Não faço ideia de se onde estás as notícias chegam rápido, por isso trato de contar as novidades. Terminou ontem à noite o julgamento relativo às mortes de Paulo César Farias e Suzana Marcolino.
Sim, demoraram 17 anos para julgar, e os meus tímpanos tremem só de pensar no teu vozeirão: “Dezessete anos? Para com isso, Marião!”.
Está aí uma coisa que eu nunca entendi: com o dobro do meu tamanho verticalmente e o triplo na horizontal, és tu que me chamas de Marião, e eu jamais te trato por Arizão. Um dia a gente conversa, e tu me explicas isso melhor.
Os jurados decidiram que não houve o tal crime passional alardeado pela polícia em 1996, com o endosso de uma turma de peritos que bancou a versão de que Suzana teria assassinado PC e depois se suicidado.
O júri popular concluiu que houve duplo homicídio, mas não puniu os quatro réus, aqueles policiais militares e seguranças do PC que tu conheceste.

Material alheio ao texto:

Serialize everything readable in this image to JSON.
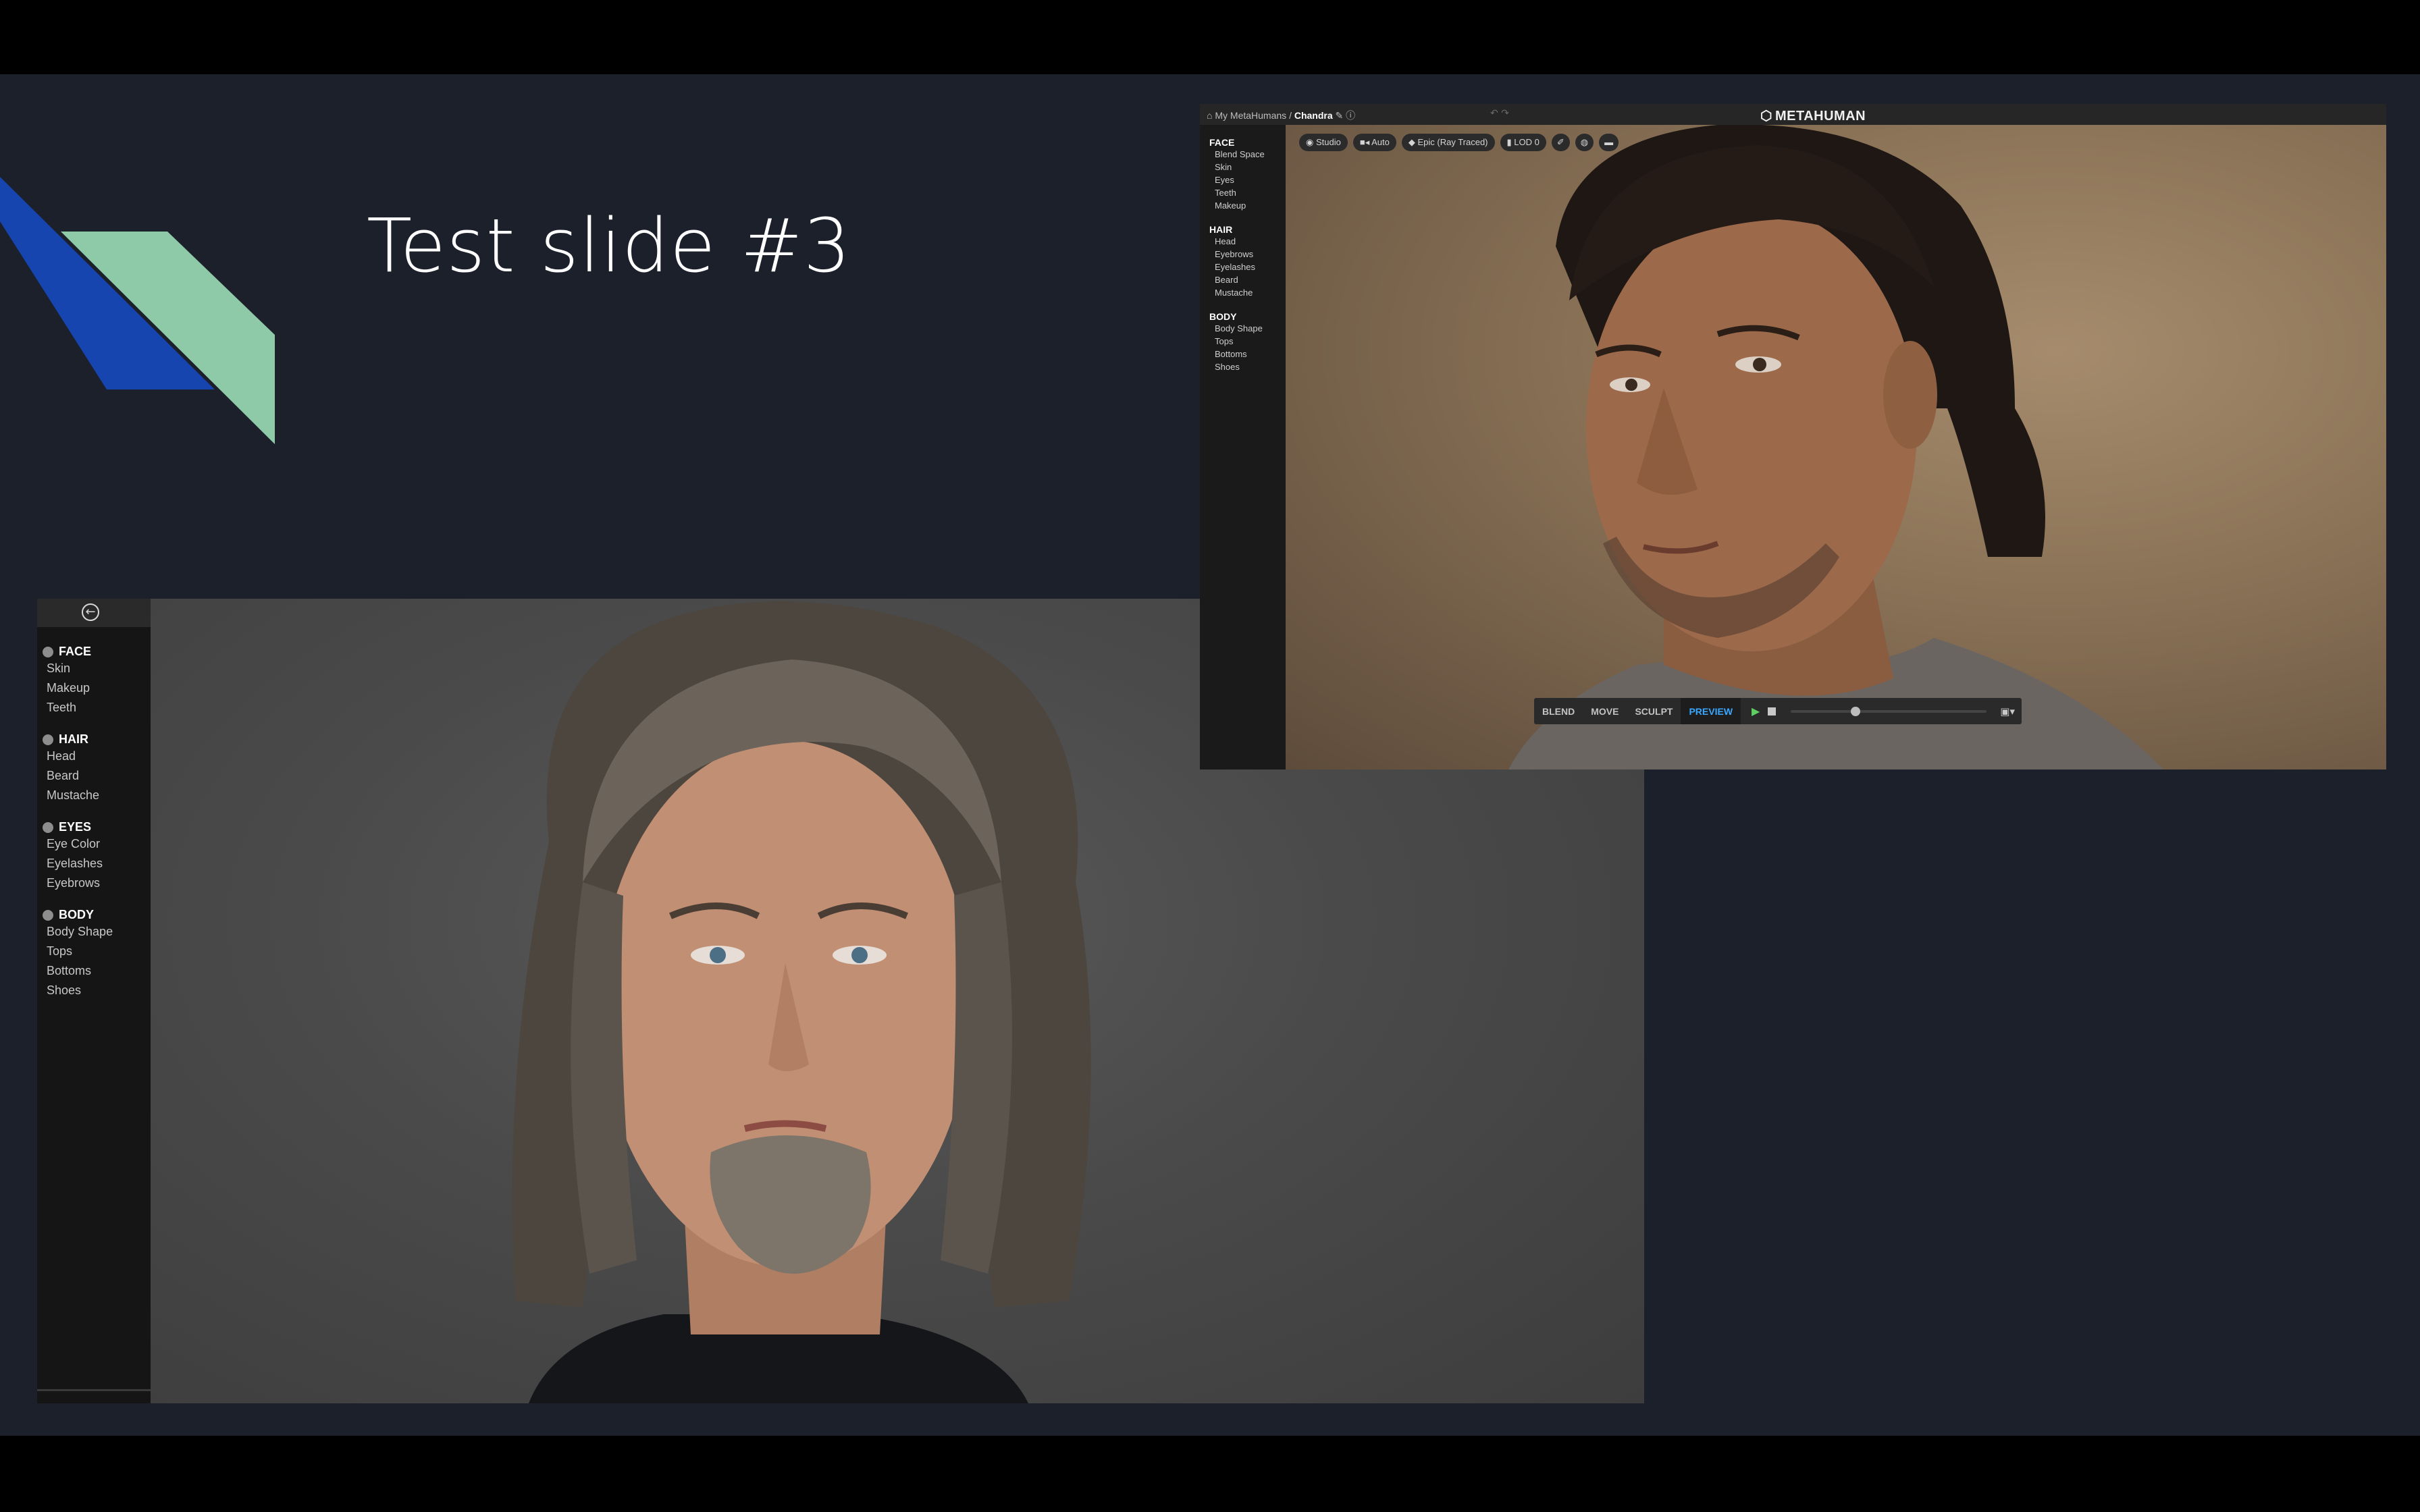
{
  "slide": {
    "title": "Test slide #3",
    "colors": {
      "background": "#1c202b",
      "accent_blue": "#1745b0",
      "accent_green": "#8ec9a8"
    }
  },
  "screenshot_1": {
    "back_icon": "arrow-left-circle-icon",
    "sections": [
      {
        "icon": "face-icon",
        "label": "FACE",
        "items": [
          "Skin",
          "Makeup",
          "Teeth"
        ]
      },
      {
        "icon": "hair-icon",
        "label": "HAIR",
        "items": [
          "Head",
          "Beard",
          "Mustache"
        ]
      },
      {
        "icon": "eye-icon",
        "label": "EYES",
        "items": [
          "Eye Color",
          "Eyelashes",
          "Eyebrows"
        ]
      },
      {
        "icon": "body-icon",
        "label": "BODY",
        "items": [
          "Body Shape",
          "Tops",
          "Bottoms",
          "Shoes"
        ]
      }
    ]
  },
  "screenshot_2": {
    "breadcrumb": {
      "root": "My MetaHumans",
      "separator": "/",
      "current": "Chandra"
    },
    "logo_text": "METAHUMAN",
    "sections": [
      {
        "label": "FACE",
        "items": [
          "Blend Space",
          "Skin",
          "Eyes",
          "Teeth",
          "Makeup"
        ]
      },
      {
        "label": "HAIR",
        "items": [
          "Head",
          "Eyebrows",
          "Eyelashes",
          "Beard",
          "Mustache"
        ]
      },
      {
        "label": "BODY",
        "items": [
          "Body Shape",
          "Tops",
          "Bottoms",
          "Shoes"
        ]
      }
    ],
    "toolbar": {
      "lighting": "Studio",
      "camera": "Auto",
      "quality": "Epic (Ray Traced)",
      "lod": "LOD 0"
    },
    "modes": [
      "BLEND",
      "MOVE",
      "SCULPT",
      "PREVIEW"
    ],
    "active_mode": "PREVIEW",
    "timeline_position": 0.33
  }
}
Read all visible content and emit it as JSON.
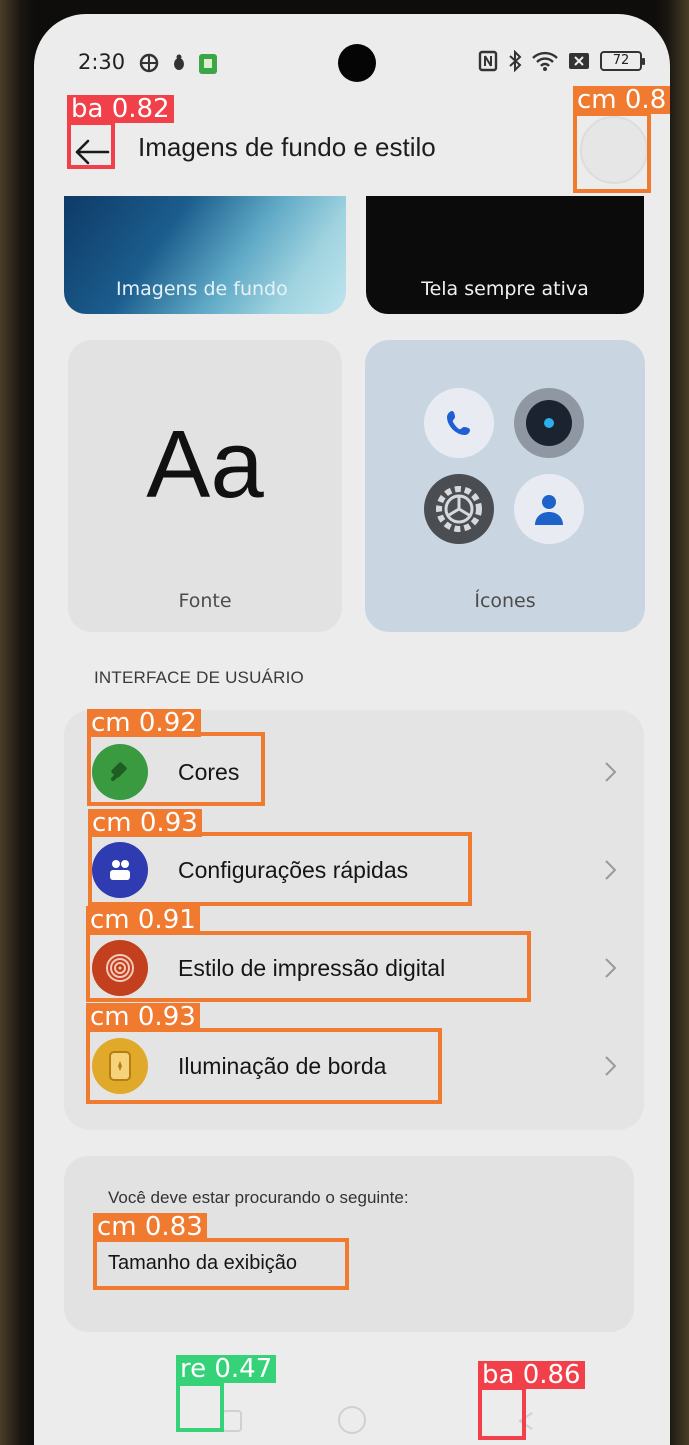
{
  "status_bar": {
    "time": "2:30",
    "battery": "72"
  },
  "header": {
    "title": "Imagens de fundo e estilo"
  },
  "cards": {
    "wallpaper_label": "Imagens de fundo",
    "aod_label": "Tela sempre ativa",
    "font_preview": "Aa",
    "font_label": "Fonte",
    "icons_label": "Ícones"
  },
  "section": {
    "title": "INTERFACE DE USUÁRIO",
    "items": [
      {
        "label": "Cores",
        "icon": "paint-brush-icon",
        "color": "#3a9a3f"
      },
      {
        "label": "Configurações rápidas",
        "icon": "quick-settings-icon",
        "color": "#2f3bb0"
      },
      {
        "label": "Estilo de impressão digital",
        "icon": "fingerprint-icon",
        "color": "#c2401e"
      },
      {
        "label": "Iluminação de borda",
        "icon": "edge-light-icon",
        "color": "#e0a92a"
      }
    ]
  },
  "suggestion": {
    "hint": "Você deve estar procurando o seguinte:",
    "link": "Tamanho da exibição"
  },
  "detections": {
    "back": "ba 0.82",
    "avatar": "cm 0.8",
    "cores": "cm 0.92",
    "quick": "cm 0.93",
    "fingerprint": "cm 0.91",
    "edge": "cm 0.93",
    "size": "cm 0.83",
    "recent": "re 0.47",
    "nav_back": "ba 0.86"
  }
}
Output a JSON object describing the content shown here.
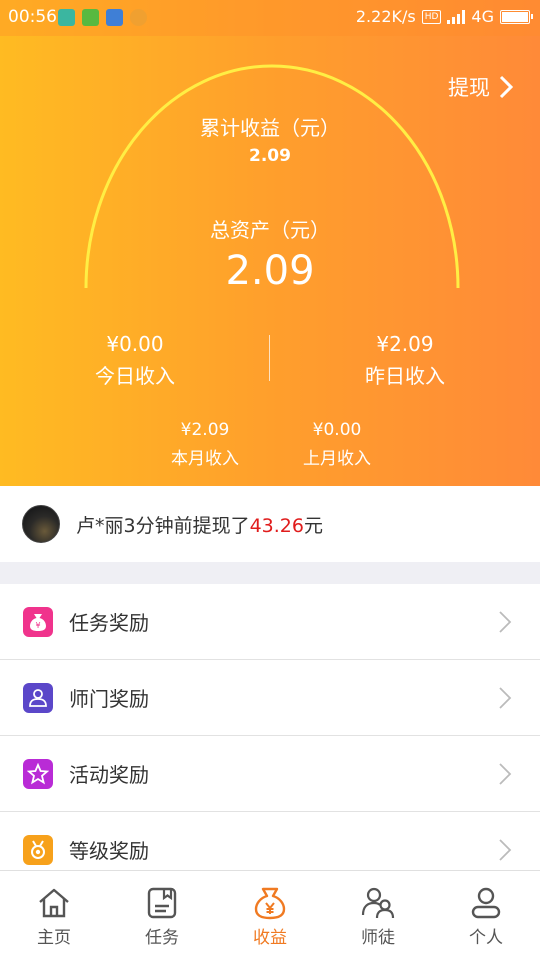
{
  "status_bar": {
    "time": "00:56",
    "speed": "2.22K/s",
    "hd": "HD",
    "network": "4G",
    "notif_icons": [
      "scan-icon",
      "refresh-icon",
      "message-icon",
      "app-icon"
    ]
  },
  "header": {
    "withdraw_label": "提现",
    "cumulative_label": "累计收益（元）",
    "cumulative_value": "2.09",
    "total_label": "总资产（元）",
    "total_value": "2.09",
    "today_amount": "¥0.00",
    "today_label": "今日收入",
    "yesterday_amount": "¥2.09",
    "yesterday_label": "昨日收入",
    "month_amount": "¥2.09",
    "month_label": "本月收入",
    "last_month_amount": "¥0.00",
    "last_month_label": "上月收入"
  },
  "ticker": {
    "text": "卢*丽3分钟前提现了",
    "amount": "43.26",
    "unit": "元"
  },
  "menu": [
    {
      "label": "任务奖励",
      "icon": "money-bag-icon",
      "color": "#f0338c"
    },
    {
      "label": "师门奖励",
      "icon": "people-icon",
      "color": "#5b47c9"
    },
    {
      "label": "活动奖励",
      "icon": "star-icon",
      "color": "#b92bd6"
    },
    {
      "label": "等级奖励",
      "icon": "medal-icon",
      "color": "#f7a11b"
    }
  ],
  "tabs": [
    {
      "label": "主页",
      "icon": "home-icon",
      "active": false
    },
    {
      "label": "任务",
      "icon": "task-icon",
      "active": false
    },
    {
      "label": "收益",
      "icon": "money-bag-icon",
      "active": true
    },
    {
      "label": "师徒",
      "icon": "mentor-icon",
      "active": false
    },
    {
      "label": "个人",
      "icon": "person-icon",
      "active": false
    }
  ],
  "colors": {
    "accent": "#f07a22",
    "highlight_amount": "#e01c1c",
    "header_gradient_start": "#ffbb22",
    "header_gradient_end": "#ff8a38",
    "arc": "#ffee44"
  }
}
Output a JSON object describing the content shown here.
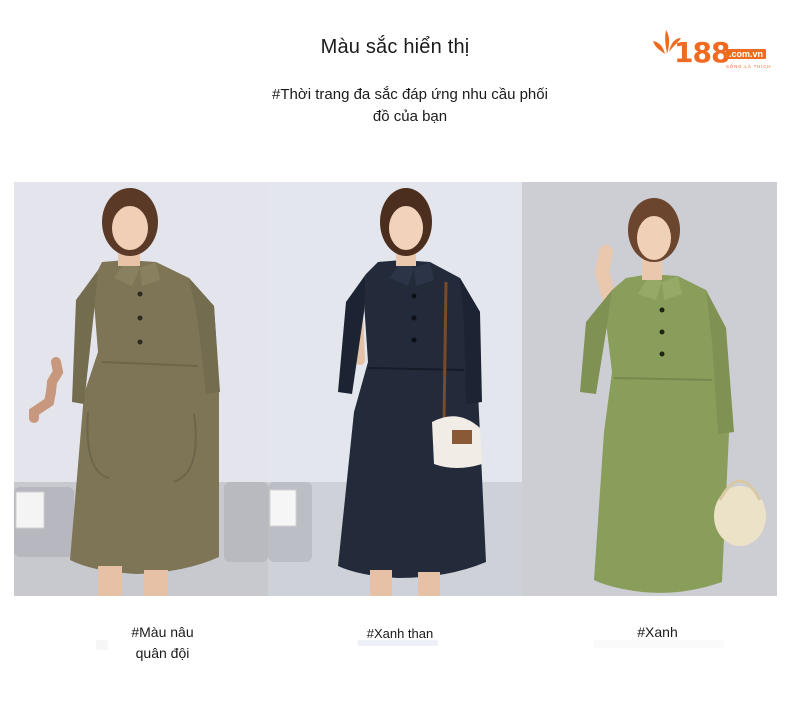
{
  "header": {
    "title": "Màu sắc hiển thị",
    "subtitle_line1": "#Thời trang đa sắc đáp ứng nhu cầu phối",
    "subtitle_line2": "đồ của bạn"
  },
  "logo": {
    "number": "188",
    "domain": ".com.vn",
    "tagline": "SỐNG LÀ THÍCH"
  },
  "products": [
    {
      "caption_line1": "#Màu nâu",
      "caption_line2": "quân đội",
      "dress_color": "#7d7556"
    },
    {
      "caption_line1": "#Xanh than",
      "dress_color": "#232b3b"
    },
    {
      "caption_line1": "#Xanh",
      "dress_color": "#8a9e5c"
    }
  ],
  "colors": {
    "brand": "#f06a22"
  }
}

Achei que gostarias de saber que não foi em vão o teu esforço, farejando pistas e revelando informações que contradiziam a versão oficial de 1996 sobre o crime. É isso mesmo: de acordo com a Justiça, o PC e a Suzana foram assassinados. Ela não deu um só tiro na madrugada ou na manhã de 23 de junho de 1996.
Minha opinião sobre a absolvição? Acabei de escrever um artigo sobre isso. O juiz falou em “clemência”. É difícil acreditar que os PMs não tenham ouvido os disparos, mas, se condenados, haveria um incômodo: a punição de peixes pequenos, sem a identificação do mandante.
Embora o júri tenha visto o óbvio, as provas ululantes de duplo homicídio, o julgamento consagrou a impunidade: a Suzana e o chapa do Collor foram mesmo eliminados, mas ninguém pagará por isso.
A culpa não é do júri, mas de uma “investigação”, assim, com aspas, em que, no calor do fato, antes de apurar, algumas autoridades já bradavam a tese de crime passional. Ok, sei que sabes disso tudo muito mais que eu.
O laudo da equipe do Badan Palhares? O júri popular rejeitou-o, adotando o parecer da equipe do Daniel Muñoz, o legista, e do Domingos Tochetto, aquele gaúcho de sotaque italiano, especialista em balística forense.
Imagino que devas estar recordando o perrengue que foi ficar, tu e a tua família, protegido pela Polícia Federal e a Polícia Militar por tanto tempo, depois das intimidações à época da reviravolta no caso, em 1999.
Mas eu queria dizer, reitero, que valeu a pena tu não bajulares peritos, não te submeteres às primeiras versões oficiais, preferindo buscar dados novos, exercendo o trabalho do magnífico repórter que és.
A propósito, Ari, tem uma rapaziada de talento despontando na reportagem, mas tu fazes muita falta. Sei que poucos anos depois do Caso PC resolveste largar o jornalismo. Lamentei, mas respeitei a decisão. De todo o modo, tomara que cada vez mais jovens jornalistas conheçam os trabalhos que fizeste. Não haverá melhor inspiração.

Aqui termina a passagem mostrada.